Fin dai primi anni di vita gli esseri umani imparano attraverso il movimento. È muovendoci che apprendiamo il principio di causa-effetto, la sequenzialità, la spazialità e moltissime altre abilità. Ma quando iniziamo la scuola il movimento viene separato dalla fase di apprendimento: si impara seduti al banco, si studia e si ripassa seduti alla scrivania. Questo rende più difficile imparare molte cose, ad esempio la scrittura che si basa su abilità che acquisiamo muovendoci.
In questo Approfondimento scopriremo che l'attività fisica ci aiuta a plasmare le nostre capacità cognitive e vedremo alcuni spunti per integrarla nelle lezioni.
In questo episodio:
00:00 Introduzione
03:01 L'importanza del movimento
12:38 Integrare il movimento nelle lezioni
20:25 Allenare le funzioni mentali attraverso il movimento
31:03 Altre prove scientifiche
36:47 L'importanza dell'equilibrio
42:41 In conclusione, perché è importante muoverci
Un bambino che esplora il mondo lo fa attraverso il movimento. Mentre esplora, il bambino riceve dei feedback e si costruisce un modello della realtà che lo circonda, di sé, del tempo e dello spazio. Queste esperienze sono fondamentali, con il passare degli anni, per moltissime cose tra cui il linguaggio. Non sempre ci facciamo caso ma parlare, scrivere e comunicare in generale coinvolgono il nostro corpo.

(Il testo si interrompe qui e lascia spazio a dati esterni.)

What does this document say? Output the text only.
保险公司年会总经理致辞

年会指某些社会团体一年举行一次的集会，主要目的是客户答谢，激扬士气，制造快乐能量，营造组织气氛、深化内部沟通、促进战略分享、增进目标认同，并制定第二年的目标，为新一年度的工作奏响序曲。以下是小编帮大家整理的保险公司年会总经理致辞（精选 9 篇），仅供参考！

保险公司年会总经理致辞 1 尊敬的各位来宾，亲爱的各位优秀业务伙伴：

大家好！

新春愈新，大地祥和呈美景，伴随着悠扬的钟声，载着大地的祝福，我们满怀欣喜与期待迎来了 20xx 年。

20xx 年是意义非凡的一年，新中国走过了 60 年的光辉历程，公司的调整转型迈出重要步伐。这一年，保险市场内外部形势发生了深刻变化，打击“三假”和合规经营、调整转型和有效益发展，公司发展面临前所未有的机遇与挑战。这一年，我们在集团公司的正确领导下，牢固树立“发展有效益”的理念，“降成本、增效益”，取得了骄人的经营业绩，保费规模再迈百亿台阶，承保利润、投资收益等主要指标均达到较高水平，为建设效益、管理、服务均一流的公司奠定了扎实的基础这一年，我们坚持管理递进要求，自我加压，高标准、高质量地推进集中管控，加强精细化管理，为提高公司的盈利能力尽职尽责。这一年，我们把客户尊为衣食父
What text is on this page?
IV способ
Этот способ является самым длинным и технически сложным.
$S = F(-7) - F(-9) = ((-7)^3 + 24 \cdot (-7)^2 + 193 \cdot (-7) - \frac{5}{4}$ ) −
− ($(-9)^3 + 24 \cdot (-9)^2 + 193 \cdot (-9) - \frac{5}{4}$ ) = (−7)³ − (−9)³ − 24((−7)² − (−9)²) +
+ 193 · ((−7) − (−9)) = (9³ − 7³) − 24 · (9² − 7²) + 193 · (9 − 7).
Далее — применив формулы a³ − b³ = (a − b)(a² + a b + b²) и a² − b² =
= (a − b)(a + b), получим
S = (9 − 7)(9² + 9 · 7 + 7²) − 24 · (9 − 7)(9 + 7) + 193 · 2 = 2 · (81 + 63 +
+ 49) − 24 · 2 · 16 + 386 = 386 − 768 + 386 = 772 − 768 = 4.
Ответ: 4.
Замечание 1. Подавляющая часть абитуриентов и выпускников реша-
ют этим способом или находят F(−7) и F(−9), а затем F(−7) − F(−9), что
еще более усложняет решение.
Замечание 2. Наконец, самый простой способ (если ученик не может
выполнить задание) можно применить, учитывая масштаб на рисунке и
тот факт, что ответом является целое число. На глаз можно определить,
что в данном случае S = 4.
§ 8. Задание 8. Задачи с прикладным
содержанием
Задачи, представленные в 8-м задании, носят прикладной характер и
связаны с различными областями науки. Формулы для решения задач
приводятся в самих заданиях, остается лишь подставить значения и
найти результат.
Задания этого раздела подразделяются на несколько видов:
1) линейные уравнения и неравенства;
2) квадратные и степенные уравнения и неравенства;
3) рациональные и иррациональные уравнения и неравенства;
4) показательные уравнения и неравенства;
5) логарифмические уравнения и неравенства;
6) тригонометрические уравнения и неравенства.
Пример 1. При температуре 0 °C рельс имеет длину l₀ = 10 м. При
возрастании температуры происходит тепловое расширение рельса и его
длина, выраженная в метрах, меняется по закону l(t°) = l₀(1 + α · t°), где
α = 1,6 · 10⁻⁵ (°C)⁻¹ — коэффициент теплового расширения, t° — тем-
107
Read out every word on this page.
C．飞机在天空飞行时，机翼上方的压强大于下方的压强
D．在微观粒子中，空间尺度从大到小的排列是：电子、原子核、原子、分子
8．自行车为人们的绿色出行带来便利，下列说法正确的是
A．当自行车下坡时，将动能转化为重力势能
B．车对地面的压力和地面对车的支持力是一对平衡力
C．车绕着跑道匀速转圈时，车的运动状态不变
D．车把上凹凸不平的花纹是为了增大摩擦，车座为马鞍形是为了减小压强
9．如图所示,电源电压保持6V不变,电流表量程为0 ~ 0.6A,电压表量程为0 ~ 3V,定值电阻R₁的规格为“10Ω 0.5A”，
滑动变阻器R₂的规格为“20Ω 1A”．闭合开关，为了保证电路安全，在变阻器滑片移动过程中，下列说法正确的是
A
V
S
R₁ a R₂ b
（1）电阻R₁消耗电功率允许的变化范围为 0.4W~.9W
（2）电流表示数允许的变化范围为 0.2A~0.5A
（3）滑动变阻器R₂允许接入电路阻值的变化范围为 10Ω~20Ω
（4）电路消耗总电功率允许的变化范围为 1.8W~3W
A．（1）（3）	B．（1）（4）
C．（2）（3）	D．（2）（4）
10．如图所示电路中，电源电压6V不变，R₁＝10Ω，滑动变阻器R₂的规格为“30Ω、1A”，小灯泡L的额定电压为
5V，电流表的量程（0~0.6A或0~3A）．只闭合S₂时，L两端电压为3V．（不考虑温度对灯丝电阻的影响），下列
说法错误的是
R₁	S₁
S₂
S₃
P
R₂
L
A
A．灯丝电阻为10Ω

Muoversi fa bene anche al benessere dei bambini. Da qui è nato, ad esempio, il concetto di pause attive: inserire alcuni minuti di pausa tra le lezioni per coinvolgere i bambini in semplici attività fisiche. Da questa esperienza si è notato un miglioramento del benessere generale a scuola e delle prestazioni cognitive. (Per chi vuole approfondire questi temi consigliamo i libri Il cervello che impara di Alberto Oliverio e Giocate all’aria aperta! di Angela Hanscom).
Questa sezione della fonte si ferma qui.